The Irony Of The Fires

by Curt Kovener        

In the Middle Ages in Great Britain, the church held significant sway over government leaders and the general populace. Church leaders liked dictating to others how they should live as it kept the church in a position of power. The religious intolerance resulted in one of the greatest human tragedies in history.

The church fathers used fear and intimidation to force the populace to behave the way they deemed appropriate and punish those who behaved inappropriate (and thus the leaders were enabled to remain in a position of authority).

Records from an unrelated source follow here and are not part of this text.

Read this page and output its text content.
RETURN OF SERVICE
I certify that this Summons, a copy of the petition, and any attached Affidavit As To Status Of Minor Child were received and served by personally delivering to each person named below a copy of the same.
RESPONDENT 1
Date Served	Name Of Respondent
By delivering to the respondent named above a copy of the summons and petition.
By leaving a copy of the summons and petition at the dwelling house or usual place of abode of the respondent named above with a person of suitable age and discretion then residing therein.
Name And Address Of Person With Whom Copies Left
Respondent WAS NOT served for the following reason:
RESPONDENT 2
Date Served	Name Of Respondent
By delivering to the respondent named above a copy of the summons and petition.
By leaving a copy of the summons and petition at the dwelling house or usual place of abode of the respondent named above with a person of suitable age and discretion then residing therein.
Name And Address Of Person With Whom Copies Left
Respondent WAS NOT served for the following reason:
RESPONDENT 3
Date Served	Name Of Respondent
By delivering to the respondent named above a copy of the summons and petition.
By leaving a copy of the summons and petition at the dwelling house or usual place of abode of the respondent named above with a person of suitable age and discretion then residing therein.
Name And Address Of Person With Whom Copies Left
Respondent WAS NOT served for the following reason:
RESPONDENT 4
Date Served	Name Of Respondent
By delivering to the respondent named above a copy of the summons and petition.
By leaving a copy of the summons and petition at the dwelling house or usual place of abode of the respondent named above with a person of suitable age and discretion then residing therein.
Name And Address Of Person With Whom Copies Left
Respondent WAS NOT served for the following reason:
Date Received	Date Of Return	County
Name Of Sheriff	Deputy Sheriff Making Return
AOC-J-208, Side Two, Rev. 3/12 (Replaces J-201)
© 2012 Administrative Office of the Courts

One of the church’s methods of intimidation was carried out on females. Women with mental or emotional issues by today’s medical standards were often labeled as witches by the church. The church fathers of the day came up with a variety of ways of ‘proving’, the poor soul was a practitioner of the black arts.

The simple accusation of being a witch resulted in a Catch-22 situation.

A woman charged with being a witch might have a large heavy stone placed on her. If she was crushed to death by the stone it was determined that she was not a witch and therefore, was allowed to enter into heaven. If she survived the pressing, church leaders said it proved the devil intervened to save her and she must be a witch.

Those who survived the pressing were burned at the stake to rid the community of non-Christian pestilence. Church and community leaders encouraged the witnesses of these executions to throw cats onto the fire as the felines-we today consider as pets-were then thought to be forms of demons that consorted with witches.

As a result of the destruction of thousands of cats, rats and mice proliferated. And the rodents had fleas, many of which carried the bacteria Yersinia pestis. When the rodents unchecked by the lack of cat population invaded the kitchens and homes of citizens, the resulting bubonic plague ravaged England.

It was fear mongoring by church leaders on its ignorant citizens that resulted in one of the greatest plaques which killed tens of thousands.

In 1666 a great fire in London destroyed 80 percent of the city but also ended the outbreak of bubonic plague.

Ironic that that which was started by fire, ended with fire.